Yeniden Değerleme Yapılabilir Mi?
Tarih: 05.06.2014
İşletmelerin yabancı kaynak ihtiyacı, son günlerde
bazı firmaları yeniden değerleme yapmaya zorlamaktadır. Buradaki amaç; mali
tablolardaki bazı iktisadi kıymetlerin, özellikle maddi duran varlıkların,
maliyet bedeliyle yer alması nedeniyle güncel değerlerini mali tablolara
yansıtmak ve bankalardan kredi ihtiyacını karşılamaktır.
İşletme sahipleri haksız da sayılmazlar. 2006 yılında 1.000.000 TL’ye alınan bir
binanın 2014 yılındaki değeri, mali tablolarda 1.000.000 TL olarak görünmesine
karşın gerçekte 7 – 8 milyon TL olabilmektedir.
Diğer taraftan yeniden değerleme yapılmak suretiyle firmanın, bankalar
tarafından yapılan mali tablolar analizindeki rasyoları da olumlu olmaktadır.
Bu durumda akıllara yeniden değerleme yapmak ne kadar yasal olur? Sorusu
gelmektedir.
Bilindiği gibi Yeniden Değerleme, 213 sayılı Vergi Usul Kanunu’nun mükerrer 298
inci maddesi 5024 sayılı Kanunun ikinci maddesiyle değişmeden önce 01.01.2004
tarihine kadar uygulanan bir değerleme şekliydi.
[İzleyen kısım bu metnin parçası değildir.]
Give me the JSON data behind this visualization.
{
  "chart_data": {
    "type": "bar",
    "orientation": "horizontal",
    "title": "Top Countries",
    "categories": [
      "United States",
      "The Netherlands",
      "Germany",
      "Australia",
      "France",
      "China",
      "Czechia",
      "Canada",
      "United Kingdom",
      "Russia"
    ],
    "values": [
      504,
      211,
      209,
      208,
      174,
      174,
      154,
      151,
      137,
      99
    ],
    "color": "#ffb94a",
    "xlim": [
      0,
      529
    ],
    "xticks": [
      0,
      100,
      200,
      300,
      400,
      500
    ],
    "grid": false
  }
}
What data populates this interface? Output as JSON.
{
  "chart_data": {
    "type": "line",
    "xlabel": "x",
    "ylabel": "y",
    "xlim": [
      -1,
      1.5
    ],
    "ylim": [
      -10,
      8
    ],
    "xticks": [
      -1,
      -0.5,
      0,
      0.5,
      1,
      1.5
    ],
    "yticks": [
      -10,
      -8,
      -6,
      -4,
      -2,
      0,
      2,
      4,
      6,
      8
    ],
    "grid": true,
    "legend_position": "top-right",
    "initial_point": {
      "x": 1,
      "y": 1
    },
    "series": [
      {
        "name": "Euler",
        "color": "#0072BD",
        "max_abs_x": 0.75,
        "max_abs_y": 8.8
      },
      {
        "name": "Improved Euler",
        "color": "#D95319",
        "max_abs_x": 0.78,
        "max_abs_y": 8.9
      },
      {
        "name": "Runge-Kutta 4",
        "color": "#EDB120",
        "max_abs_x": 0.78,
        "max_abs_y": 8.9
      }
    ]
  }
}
Bu tarihten sonra vergi mevzuatında Yeniden Değerleme yürürlükten kalkmış ve
yerine enflasyon düzeltmesi yerini almıştır.
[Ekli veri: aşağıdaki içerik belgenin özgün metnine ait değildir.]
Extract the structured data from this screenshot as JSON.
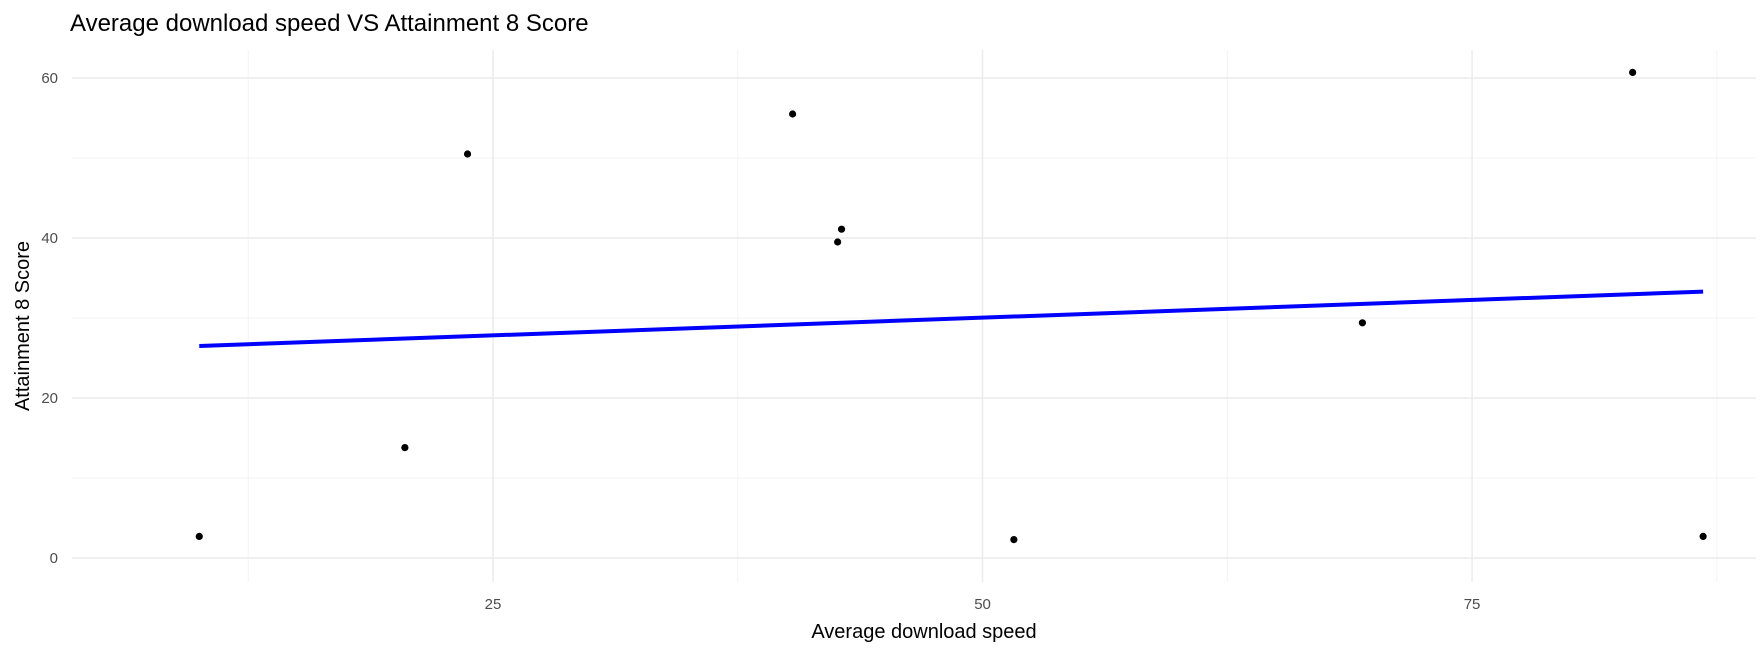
{
  "chart_data": {
    "type": "scatter",
    "title": "Average download speed VS Attainment 8 Score",
    "xlabel": "Average download speed",
    "ylabel": "Attainment 8 Score",
    "xlim": [
      3.5,
      89.5
    ],
    "ylim": [
      -3,
      63.5
    ],
    "x_ticks": [
      25,
      50,
      75
    ],
    "x_tick_labels": [
      "25",
      "50",
      "75"
    ],
    "y_ticks": [
      0,
      20,
      40,
      60
    ],
    "y_tick_labels": [
      "0",
      "20",
      "40",
      "60"
    ],
    "grid": true,
    "points": [
      {
        "x": 10.0,
        "y": 2.7
      },
      {
        "x": 20.5,
        "y": 13.8
      },
      {
        "x": 23.7,
        "y": 50.5
      },
      {
        "x": 40.3,
        "y": 55.5
      },
      {
        "x": 42.6,
        "y": 39.5
      },
      {
        "x": 42.8,
        "y": 41.1
      },
      {
        "x": 51.6,
        "y": 2.3
      },
      {
        "x": 69.4,
        "y": 29.4
      },
      {
        "x": 83.2,
        "y": 60.7
      },
      {
        "x": 86.8,
        "y": 2.7
      }
    ],
    "trendline": {
      "x": [
        10.0,
        86.8
      ],
      "y": [
        26.5,
        33.3
      ]
    },
    "colors": {
      "points": "#000000",
      "trendline": "#0000ff",
      "grid_major": "#ebebeb",
      "grid_minor": "#f3f3f3"
    }
  }
}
Enflasyon Düzeltmesinin de yapılabilmesi için bir takım kriterlerin
gerçekleşmesi gerekir. Bunlar;
Fiyat endeksindeki artışın, içinde bulunulan dönem dahil son üç hesap döneminde
%100'den ve,
İçinde bulunulan hesap döneminde % 10'dan fazla olması
halinde enflasyon düzeltmesi yapılabilecektir. Enflasyon Düzeltmesi uygulaması,
her iki şartın birlikte gerçekleşmesi halinde uygulanabilecektir.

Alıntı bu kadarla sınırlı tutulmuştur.